Manchmal sind es kleine Meldungen über Ereignisse, die gewaltige Folgen haben werden. Apple und Co. bieten nun Simultanübersetzungen an. Mit dem Apple-Programm und den dazugehörenden Kopfhörern ist es möglich, dass zwei Menschen, die jeweils unterschiedliche Sprachen sprechen, sich in Echtzeit unterhalten können. Die Konkurrenz von Samsung hat ähnliche Lösungen im Angebot und der Technologiekonzern Meta mit Facebook, Instagram und WhatsApp bietet eine Brille an, die mit integriertem Mikrofon und Kopfhörer arbeitet. „Teams“, das Kommunikationssystem von Microsoft, wird wahrscheinlich bald in der Lage sein, in einem Meeting gleichzeitig in verschiedenen Sprachen zu kommunizieren. Microsoft wird schnell nachziehen.
Der Dolmetscherberuf wird wohl aussterben
Experten gehen davon aus, dass es den Dolmetscherberuf in zehn Jahren wohl nicht mehr geben wird, und auch der Markt für Übersetzungen von Texten wird sich grundlegend ändern. Die meisten Texte lassen sich jetzt schon problemlos in Sekundenschnelle übersetzen, ein Übersetzungsbüro wird dann nicht mehr gebraucht. Wichtige Texte müssen weiterhin von speziell ausgebildeten Übersetzern übersetzt werden. Das liegt daran, dass es gesetzlich vorgeschrieben ist, dass jemand verantwortlich ist, wenn es Fehler bei Übersetzungen gibt, besonders im Geschäftsbereich.
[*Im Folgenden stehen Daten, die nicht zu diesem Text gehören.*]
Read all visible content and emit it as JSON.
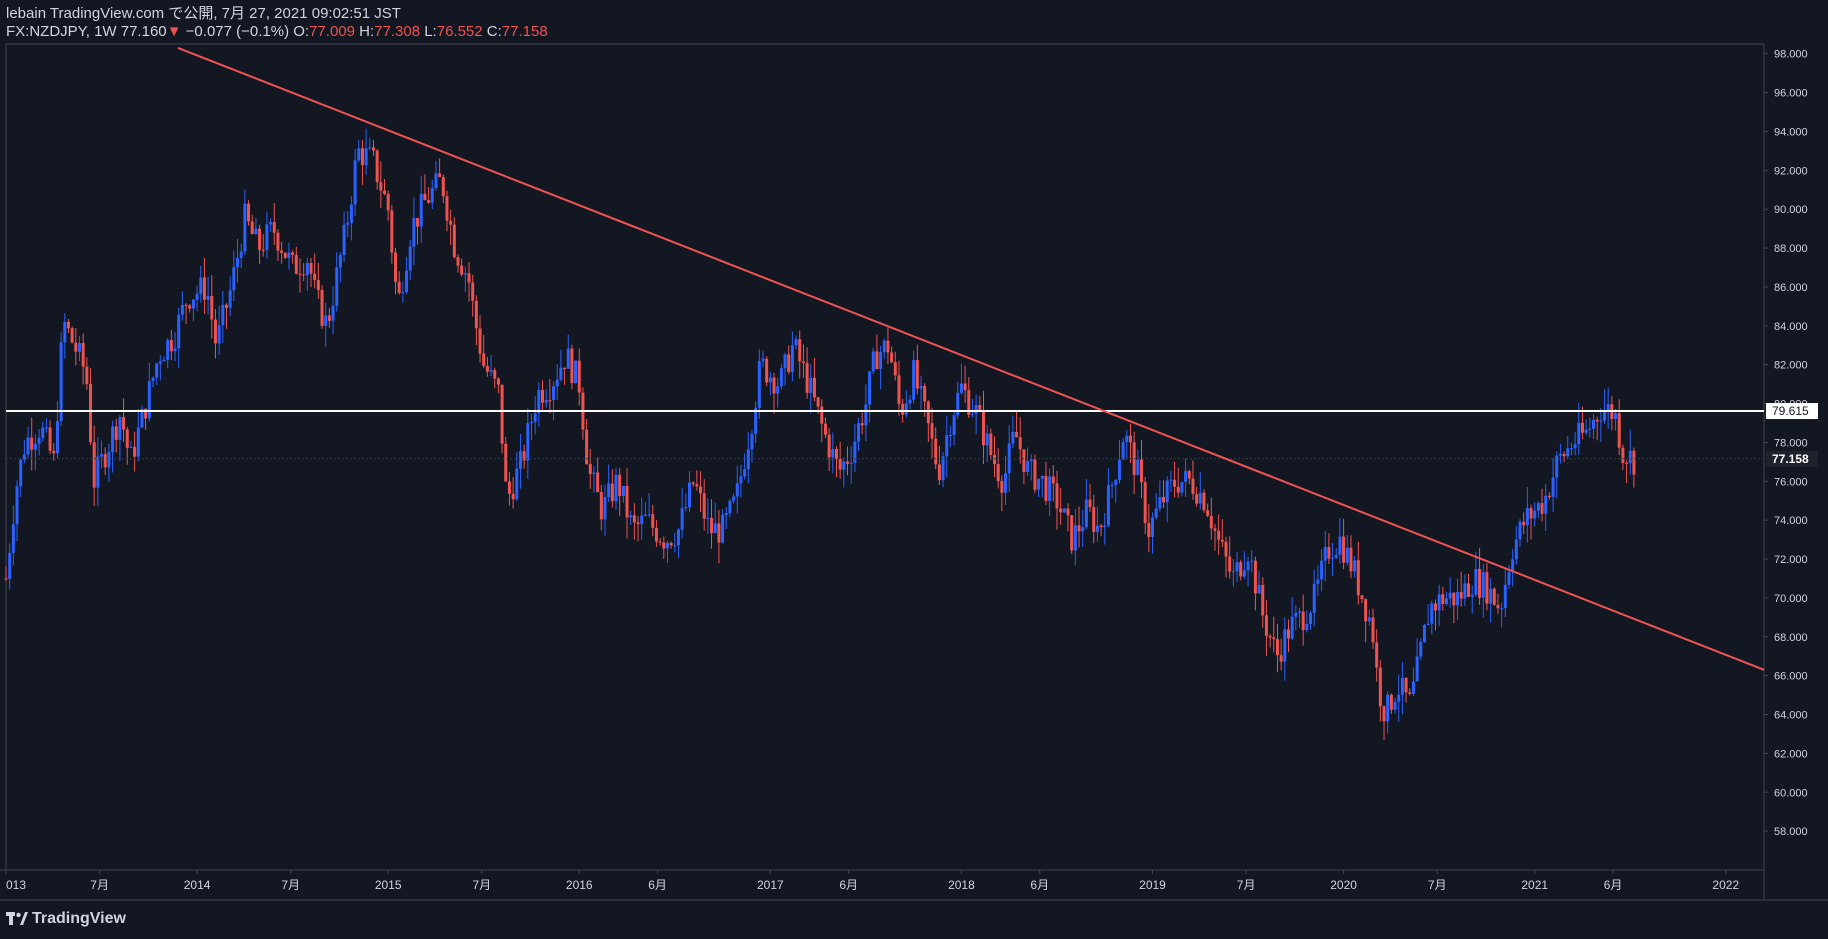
{
  "header": {
    "publisher": "lebain TradingView.com で公開, 7月 27, 2021 09:02:51 JST",
    "symbol": "FX:NZDJPY, 1W",
    "last": "77.160",
    "arrow": "▼",
    "change": "−0.077 (−0.1%)",
    "o_label": "O:",
    "o_value": "77.009",
    "h_label": "H:",
    "h_value": "77.308",
    "l_label": "L:",
    "l_value": "76.552",
    "c_label": "C:",
    "c_value": "77.158"
  },
  "brand": {
    "name": "TradingView",
    "icon": "tradingview-logo-icon"
  },
  "colors": {
    "background": "#131722",
    "up": "#2962ff",
    "down": "#ef5350",
    "trendline": "#f05454",
    "horizontal": "#ffffff",
    "axis_text": "#d1d4dc",
    "axis_line": "#434651"
  },
  "chart_data": {
    "type": "candlestick",
    "symbol": "FX:NZDJPY",
    "interval": "1W",
    "xlim": [
      2013.0,
      2022.2
    ],
    "ylim": [
      56,
      98.5
    ],
    "y_ticks": [
      "58.000",
      "60.000",
      "62.000",
      "64.000",
      "66.000",
      "68.000",
      "70.000",
      "72.000",
      "74.000",
      "76.000",
      "78.000",
      "80.000",
      "82.000",
      "84.000",
      "86.000",
      "88.000",
      "90.000",
      "92.000",
      "94.000",
      "96.000",
      "98.000"
    ],
    "x_ticks": [
      {
        "t": 2013.0,
        "label": "013"
      },
      {
        "t": 2013.49,
        "label": "7月"
      },
      {
        "t": 2014.0,
        "label": "2014"
      },
      {
        "t": 2014.49,
        "label": "7月"
      },
      {
        "t": 2015.0,
        "label": "2015"
      },
      {
        "t": 2015.49,
        "label": "7月"
      },
      {
        "t": 2016.0,
        "label": "2016"
      },
      {
        "t": 2016.41,
        "label": "6月"
      },
      {
        "t": 2017.0,
        "label": "2017"
      },
      {
        "t": 2017.41,
        "label": "6月"
      },
      {
        "t": 2018.0,
        "label": "2018"
      },
      {
        "t": 2018.41,
        "label": "6月"
      },
      {
        "t": 2019.0,
        "label": "2019"
      },
      {
        "t": 2019.49,
        "label": "7月"
      },
      {
        "t": 2020.0,
        "label": "2020"
      },
      {
        "t": 2020.49,
        "label": "7月"
      },
      {
        "t": 2021.0,
        "label": "2021"
      },
      {
        "t": 2021.41,
        "label": "6月"
      },
      {
        "t": 2022.0,
        "label": "2022"
      }
    ],
    "horizontal_line": {
      "value": 79.615,
      "label": "79.615"
    },
    "last_price": {
      "value": 77.158,
      "label": "77.158"
    },
    "trendline": {
      "x1": 2013.9,
      "y1": 98.3,
      "x2": 2022.2,
      "y2": 66.3
    },
    "price_path": [
      [
        2013.0,
        71.0
      ],
      [
        2013.05,
        75.5
      ],
      [
        2013.1,
        78.0
      ],
      [
        2013.18,
        78.8
      ],
      [
        2013.25,
        77.0
      ],
      [
        2013.3,
        84.2
      ],
      [
        2013.38,
        82.5
      ],
      [
        2013.42,
        81.5
      ],
      [
        2013.46,
        76.0
      ],
      [
        2013.52,
        77.5
      ],
      [
        2013.6,
        79.5
      ],
      [
        2013.65,
        77.0
      ],
      [
        2013.72,
        79.5
      ],
      [
        2013.8,
        82.5
      ],
      [
        2013.88,
        83.5
      ],
      [
        2013.95,
        85.5
      ],
      [
        2014.05,
        86.0
      ],
      [
        2014.1,
        83.0
      ],
      [
        2014.18,
        86.0
      ],
      [
        2014.25,
        89.5
      ],
      [
        2014.32,
        88.0
      ],
      [
        2014.4,
        89.0
      ],
      [
        2014.5,
        87.0
      ],
      [
        2014.58,
        87.5
      ],
      [
        2014.62,
        85.5
      ],
      [
        2014.68,
        84.0
      ],
      [
        2014.78,
        89.0
      ],
      [
        2014.84,
        93.0
      ],
      [
        2014.92,
        92.5
      ],
      [
        2015.0,
        90.0
      ],
      [
        2015.05,
        85.0
      ],
      [
        2015.12,
        89.0
      ],
      [
        2015.2,
        90.5
      ],
      [
        2015.28,
        91.5
      ],
      [
        2015.35,
        88.0
      ],
      [
        2015.42,
        86.5
      ],
      [
        2015.45,
        84.5
      ],
      [
        2015.5,
        82.0
      ],
      [
        2015.58,
        80.5
      ],
      [
        2015.62,
        75.0
      ],
      [
        2015.7,
        77.0
      ],
      [
        2015.78,
        80.5
      ],
      [
        2015.85,
        81.0
      ],
      [
        2015.93,
        82.5
      ],
      [
        2016.0,
        81.0
      ],
      [
        2016.05,
        76.5
      ],
      [
        2016.12,
        74.5
      ],
      [
        2016.2,
        76.0
      ],
      [
        2016.28,
        73.5
      ],
      [
        2016.35,
        74.0
      ],
      [
        2016.45,
        73.0
      ],
      [
        2016.52,
        73.5
      ],
      [
        2016.6,
        76.0
      ],
      [
        2016.68,
        73.5
      ],
      [
        2016.75,
        73.5
      ],
      [
        2016.82,
        75.0
      ],
      [
        2016.9,
        79.0
      ],
      [
        2016.95,
        82.0
      ],
      [
        2017.05,
        81.0
      ],
      [
        2017.12,
        83.0
      ],
      [
        2017.2,
        81.0
      ],
      [
        2017.28,
        78.5
      ],
      [
        2017.36,
        76.5
      ],
      [
        2017.42,
        77.5
      ],
      [
        2017.5,
        80.0
      ],
      [
        2017.55,
        82.5
      ],
      [
        2017.62,
        83.0
      ],
      [
        2017.68,
        79.5
      ],
      [
        2017.75,
        81.5
      ],
      [
        2017.82,
        79.0
      ],
      [
        2017.88,
        76.5
      ],
      [
        2017.95,
        79.5
      ],
      [
        2018.0,
        80.8
      ],
      [
        2018.08,
        79.5
      ],
      [
        2018.15,
        77.5
      ],
      [
        2018.22,
        76.0
      ],
      [
        2018.28,
        78.5
      ],
      [
        2018.35,
        76.5
      ],
      [
        2018.42,
        76.0
      ],
      [
        2018.5,
        75.0
      ],
      [
        2018.58,
        73.0
      ],
      [
        2018.66,
        74.5
      ],
      [
        2018.72,
        73.5
      ],
      [
        2018.78,
        75.5
      ],
      [
        2018.85,
        78.5
      ],
      [
        2018.92,
        76.5
      ],
      [
        2018.98,
        73.5
      ],
      [
        2019.05,
        75.0
      ],
      [
        2019.12,
        76.0
      ],
      [
        2019.2,
        76.0
      ],
      [
        2019.28,
        75.0
      ],
      [
        2019.34,
        73.0
      ],
      [
        2019.42,
        71.0
      ],
      [
        2019.5,
        72.5
      ],
      [
        2019.58,
        69.0
      ],
      [
        2019.65,
        67.0
      ],
      [
        2019.72,
        68.5
      ],
      [
        2019.78,
        69.0
      ],
      [
        2019.85,
        70.0
      ],
      [
        2019.92,
        72.5
      ],
      [
        2019.98,
        73.0
      ],
      [
        2020.05,
        71.5
      ],
      [
        2020.1,
        70.0
      ],
      [
        2020.15,
        68.5
      ],
      [
        2020.18,
        65.5
      ],
      [
        2020.22,
        64.0
      ],
      [
        2020.28,
        65.5
      ],
      [
        2020.35,
        64.5
      ],
      [
        2020.4,
        67.0
      ],
      [
        2020.45,
        69.5
      ],
      [
        2020.52,
        70.0
      ],
      [
        2020.6,
        70.0
      ],
      [
        2020.68,
        71.0
      ],
      [
        2020.75,
        70.5
      ],
      [
        2020.82,
        69.5
      ],
      [
        2020.88,
        72.5
      ],
      [
        2020.95,
        74.0
      ],
      [
        2021.05,
        75.0
      ],
      [
        2021.12,
        77.0
      ],
      [
        2021.2,
        78.0
      ],
      [
        2021.27,
        78.5
      ],
      [
        2021.35,
        79.8
      ],
      [
        2021.42,
        79.5
      ],
      [
        2021.46,
        77.5
      ],
      [
        2021.52,
        77.1
      ]
    ]
  }
}
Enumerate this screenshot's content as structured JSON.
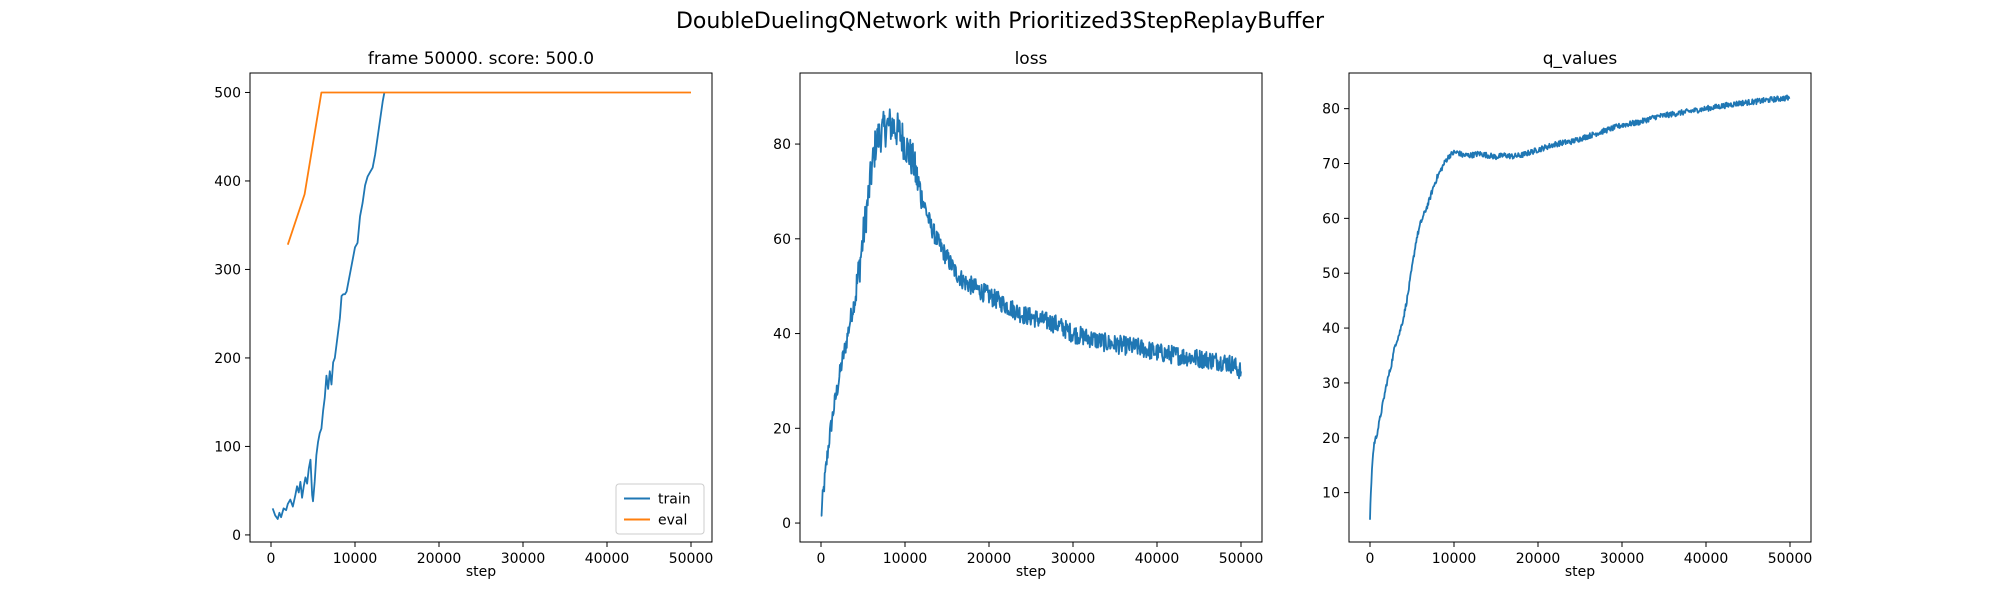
{
  "figure": {
    "suptitle": "DoubleDuelingQNetwork with Prioritized3StepReplayBuffer"
  },
  "chart_data": [
    {
      "type": "line",
      "title": "frame 50000. score: 500.0",
      "xlabel": "step",
      "ylabel": "",
      "xlim": [
        -2500,
        52500
      ],
      "ylim": [
        -8,
        522
      ],
      "xticks": [
        0,
        10000,
        20000,
        30000,
        40000,
        50000
      ],
      "yticks": [
        0,
        100,
        200,
        300,
        400,
        500
      ],
      "grid": false,
      "legend": {
        "position": "lower-right",
        "entries": [
          "train",
          "eval"
        ]
      },
      "series": [
        {
          "name": "train",
          "color": "#1f77b4",
          "x": [
            200,
            500,
            800,
            1000,
            1200,
            1500,
            1800,
            2000,
            2300,
            2600,
            2900,
            3100,
            3300,
            3500,
            3700,
            3900,
            4100,
            4300,
            4500,
            4700,
            4900,
            5000,
            5200,
            5400,
            5600,
            5800,
            6000,
            6200,
            6400,
            6600,
            6800,
            7000,
            7200,
            7400,
            7600,
            7800,
            8000,
            8200,
            8400,
            8600,
            8800,
            9000,
            9200,
            9400,
            9600,
            9800,
            10000,
            10300,
            10600,
            10900,
            11200,
            11500,
            11800,
            12100,
            12400,
            12700,
            13000,
            13300,
            13500
          ],
          "y": [
            30,
            22,
            18,
            25,
            20,
            30,
            28,
            35,
            40,
            32,
            45,
            55,
            48,
            60,
            42,
            55,
            65,
            58,
            75,
            85,
            45,
            38,
            60,
            90,
            105,
            115,
            120,
            140,
            155,
            180,
            165,
            185,
            170,
            195,
            200,
            215,
            230,
            245,
            270,
            272,
            272,
            275,
            285,
            295,
            305,
            315,
            325,
            330,
            360,
            375,
            395,
            405,
            410,
            415,
            430,
            450,
            470,
            490,
            500
          ]
        },
        {
          "name": "eval",
          "color": "#ff7f0e",
          "x": [
            2000,
            4000,
            6000,
            8000,
            10000,
            20000,
            30000,
            40000,
            50000
          ],
          "y": [
            328,
            385,
            500,
            500,
            500,
            500,
            500,
            500,
            500
          ]
        }
      ]
    },
    {
      "type": "line",
      "title": "loss",
      "xlabel": "step",
      "ylabel": "",
      "xlim": [
        -2500,
        52500
      ],
      "ylim": [
        -4,
        95
      ],
      "xticks": [
        0,
        10000,
        20000,
        30000,
        40000,
        50000
      ],
      "yticks": [
        0,
        20,
        40,
        60,
        80
      ],
      "grid": false,
      "series": [
        {
          "name": "",
          "color": "#1f77b4",
          "x": [
            0,
            200,
            500,
            800,
            1000,
            1500,
            2000,
            2500,
            3000,
            3500,
            4000,
            4500,
            5000,
            5500,
            6000,
            6500,
            7000,
            7500,
            8000,
            8500,
            9000,
            9500,
            10000,
            10500,
            11000,
            11500,
            12000,
            12500,
            13000,
            14000,
            15000,
            16000,
            17000,
            18000,
            19000,
            20000,
            22000,
            24000,
            26000,
            28000,
            30000,
            32000,
            34000,
            36000,
            38000,
            40000,
            42000,
            44000,
            46000,
            48000,
            49000,
            50000
          ],
          "y": [
            1,
            5,
            10,
            15,
            18,
            24,
            29,
            34,
            38,
            43,
            47,
            53,
            60,
            67,
            74,
            80,
            82,
            83,
            84,
            84,
            83,
            82,
            80,
            78,
            76,
            72,
            69,
            66,
            63,
            59,
            56,
            53,
            51,
            50,
            49,
            48,
            46,
            44,
            43,
            42,
            40,
            39,
            38,
            37.5,
            37,
            36,
            35.5,
            35,
            34.5,
            34,
            33.5,
            32
          ]
        }
      ]
    },
    {
      "type": "line",
      "title": "q_values",
      "xlabel": "step",
      "ylabel": "",
      "xlim": [
        -2500,
        52500
      ],
      "ylim": [
        1,
        86.5
      ],
      "xticks": [
        0,
        10000,
        20000,
        30000,
        40000,
        50000
      ],
      "yticks": [
        10,
        20,
        30,
        40,
        50,
        60,
        70,
        80
      ],
      "grid": false,
      "series": [
        {
          "name": "",
          "color": "#1f77b4",
          "x": [
            0,
            100,
            300,
            500,
            800,
            1000,
            1500,
            2000,
            2500,
            3000,
            3500,
            4000,
            4500,
            5000,
            5500,
            6000,
            6500,
            7000,
            7500,
            8000,
            8500,
            9000,
            9500,
            10000,
            10500,
            11000,
            12000,
            13000,
            14000,
            15000,
            16000,
            17000,
            18000,
            19000,
            20000,
            21000,
            22000,
            23000,
            24000,
            25000,
            26000,
            27000,
            28000,
            30000,
            32000,
            34000,
            36000,
            38000,
            40000,
            42000,
            44000,
            46000,
            48000,
            50000
          ],
          "y": [
            5,
            10,
            16,
            19,
            20.5,
            22,
            26,
            30,
            33,
            37,
            39,
            42,
            46,
            51,
            56,
            59,
            61,
            63,
            65.5,
            67.5,
            69,
            70.5,
            71.5,
            72,
            72,
            71.5,
            71.5,
            71.8,
            71.5,
            71.2,
            71.5,
            71.3,
            71.5,
            72,
            72.5,
            73,
            73.5,
            73.8,
            74,
            74.5,
            75,
            75.5,
            76,
            77,
            77.5,
            78.5,
            79,
            79.5,
            80,
            80.5,
            81,
            81.3,
            81.7,
            82
          ]
        }
      ]
    }
  ]
}
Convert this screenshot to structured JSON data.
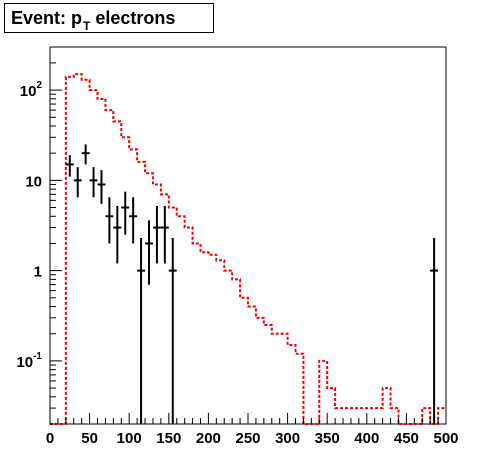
{
  "title": {
    "main": "Event: p",
    "subscript": "T",
    "rest": " electrons"
  },
  "chart_data": {
    "type": "histogram",
    "x_ticks": [
      0,
      50,
      100,
      150,
      200,
      250,
      300,
      350,
      400,
      450,
      500
    ],
    "xlim": [
      0,
      500
    ],
    "ylim": [
      0.02,
      300
    ],
    "y_scale": "log",
    "y_tick_labels": [
      {
        "value": 100,
        "base": "10",
        "exp": "2"
      },
      {
        "value": 10,
        "base": "10",
        "exp": ""
      },
      {
        "value": 1,
        "base": "1",
        "exp": ""
      },
      {
        "value": 0.1,
        "base": "10",
        "exp": "-1"
      }
    ],
    "grid": false,
    "series": [
      {
        "style": "red dashed histogram",
        "color": "#e8000b",
        "bin_width": 10,
        "bin_edges_start": 0,
        "values": [
          0.02,
          0.02,
          140,
          150,
          130,
          100,
          80,
          60,
          45,
          30,
          22,
          16,
          12,
          9,
          7,
          5,
          4,
          3,
          2,
          1.6,
          1.5,
          1.3,
          1.0,
          0.8,
          0.5,
          0.4,
          0.3,
          0.25,
          0.2,
          0.2,
          0.15,
          0.12,
          0.02,
          0.02,
          0.1,
          0.05,
          0.03,
          0.03,
          0.03,
          0.03,
          0.03,
          0.03,
          0.05,
          0.03,
          0.02,
          0.02,
          0.02,
          0.03,
          0.02,
          0.03
        ]
      },
      {
        "style": "black points with error bars",
        "color": "#000000",
        "points": [
          {
            "x": 25,
            "y": 15,
            "lo": 11,
            "hi": 19
          },
          {
            "x": 35,
            "y": 10,
            "lo": 6.5,
            "hi": 14
          },
          {
            "x": 45,
            "y": 20,
            "lo": 15,
            "hi": 25
          },
          {
            "x": 55,
            "y": 10,
            "lo": 6.5,
            "hi": 14
          },
          {
            "x": 65,
            "y": 9,
            "lo": 5.5,
            "hi": 13
          },
          {
            "x": 75,
            "y": 4,
            "lo": 2,
            "hi": 6.5
          },
          {
            "x": 85,
            "y": 3,
            "lo": 1.2,
            "hi": 5.2
          },
          {
            "x": 95,
            "y": 5,
            "lo": 2.5,
            "hi": 7.5
          },
          {
            "x": 105,
            "y": 4,
            "lo": 2,
            "hi": 6.5
          },
          {
            "x": 115,
            "y": 1,
            "lo": 0.02,
            "hi": 2.3
          },
          {
            "x": 125,
            "y": 2,
            "lo": 0.7,
            "hi": 3.6
          },
          {
            "x": 135,
            "y": 3,
            "lo": 1.2,
            "hi": 5.2
          },
          {
            "x": 145,
            "y": 3,
            "lo": 1.2,
            "hi": 5.2
          },
          {
            "x": 155,
            "y": 1,
            "lo": 0.02,
            "hi": 2.3
          },
          {
            "x": 485,
            "y": 1,
            "lo": 0.02,
            "hi": 2.3
          }
        ]
      }
    ]
  }
}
Weniger „strong command of English“ gefragt
Ein eher positiver Aspekt dürfte sein, dass Sachbearbeiter weniger Sprachkenntnisse haben müssen, um ihr Können im internationalen Kontext erfolgreich anzubieten. Bisher ist es in internationalen Firmen unbedingt nötig, zumindest ausreichend Englisch zu sprechen, um an internationalen Projekten mitarbeiten zu können, oder in Teams zu arbeiten, die auf mehrere Länder verteilt sind. Durch Simultanübersetzungen wird dies in Zukunft weniger dringend sein und die Angestellten können sich auf fachliche Belange konzentrieren. Im Tagesgeschäft werden Sprachkenntnisse also eher weniger wichtig werden.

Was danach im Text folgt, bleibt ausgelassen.